O cômico está presente em situações reais de nossas vidas,uma vez que todos nós rimos sempre para qualquer situação que nos leva, quase incompreensíveis, para o riso, despertando nosso humor. Há de se considerar que o riso é uma parte fundamental dos efeitos produzidos pelo humor no ser humano, e suas múltiplas formas de expressão vão dizer respeito ao grau de afetação ou não, que tenha causado tal situação real ou artística que apresenta momentos cômicos.

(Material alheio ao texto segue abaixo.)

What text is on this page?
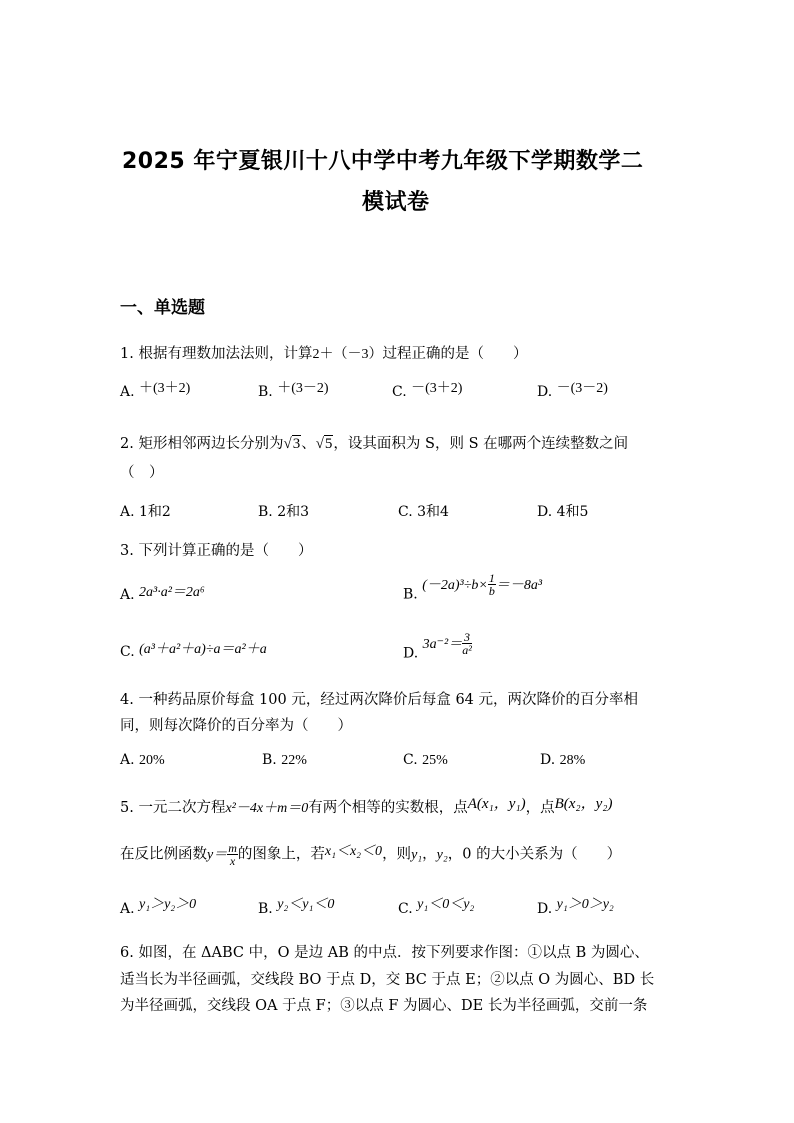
2025 年宁夏银川十八中学中考九年级下学期数学二
模试卷
一、单选题
1. 根据有理数加法法则，计算2＋（－3）过程正确的是（　　）
A. ＋(3＋2)	B. ＋(3－2)	C. －(3＋2)	D. －(3－2)
2. 矩形相邻两边长分别为√3、√5，设其面积为 S，则 S 在哪两个连续整数之间
（　）
A. 1和2	B. 2和3	C. 3和4	D. 4和5
3. 下列计算正确的是（　　）
A. 2a³·a²＝2a⁶	B. $(-2a)^3\div b\times \frac{1}{b} =-8a^3$
C. (a³＋a²＋a)÷a＝a²＋a	D. $3a^{-2}= \frac{3}{\text{a²}}$
4. 一种药品原价每盒 100 元，经过两次降价后每盒 64 元，两次降价的百分率相
同，则每次降价的百分率为（　　）
A. 20%	B. 22%	C. 25%	D. 28%
5. 一元二次方程x²－4x＋m＝0有两个相等的实数根，点A(x₁，y₁)，点B(x₂，y₂)
在反比例函数$y= \frac{m}{x}$ 的图象上，若x₁＜x₂＜0，则y₁，y₂，0 的大小关系为（　　）
A. y₁＞y₂＞0	B. y₂＜y₁＜0	C. y₁＜0＜y₂	D. y₁＞0＞y₂
6. 如图，在 ΔABC 中，O 是边 AB 的中点．按下列要求作图：①以点 B 为圆心、
适当长为半径画弧，交线段 BO 于点 D，交 BC 于点 E；②以点 O 为圆心、BD 长
为半径画弧，交线段 OA 于点 F；③以点 F 为圆心、DE 长为半径画弧，交前一条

Em História do riso e do escárnio, Minois (2003) esquematiza a história do riso em três momentos: o divino, o diabólico e o humano. Os gregos antigos definiriam o riso a partir de suas noções de divindade:

Rir é participar da recriação do mundo, nas festas dionisíacas, nas saturnais, acompanhadas de ritos de inversão, simulando um retorno periódico ao caos primitivo, necessário à confirmação e à estabilidade das normas sociais, políticas e culturais. Nas relações sociais, o riso é vivido como elemento de coesão e de força diante do inimigo, como o mostram os risos homéricos ou espartanos; ele é também um freio ao despotismo, com as bufonarias rituais dos desfiles triunfais em Roma, ou as sátiras políticas em Aristófanes; é, por fim, um instrumento de conhecimento, que desmascara o erro e a mentira, como no caso da ironia socrática, das zombarias dos cínicos, da derrisão dos vícios em Plauto ou Terêncio. (MINOIS, 2003, p. 630)

Sobre o riso como capacidade para criar o mundo a nossa volta, Aristóteles nos transmite que somente uma democracia poderia tolerar a franqueza das velhas comédias, na democracia o riso se caracteriza por sua força crítica e sua ação democratizadora. Consoante ao pensamento de Minois, o riso busca se livrar do mundo cheio de injustiça e substituí-lo por um mundo melhor. Cria uma nova realidade que desloca a outra que não pode mais ser mantida porque perdeu seu significado. O riso é, então, uma libertação.

Apesar de ter sido relegado na Antiguidade, o riso continua a desempenhar um papel de grande importância na vida social. O verdadeiro riso, ambivalente e universal, não exclui o sério, mas o purifica e o completa. Purifica-o do dogmatismo, da unilateralidade, da esclerose, do fanatismo e do espírito categórico, do medo e da intimidação, do didatismo, do engenho e das ilusões, da fixação sinistra em um único nível e da exaustão.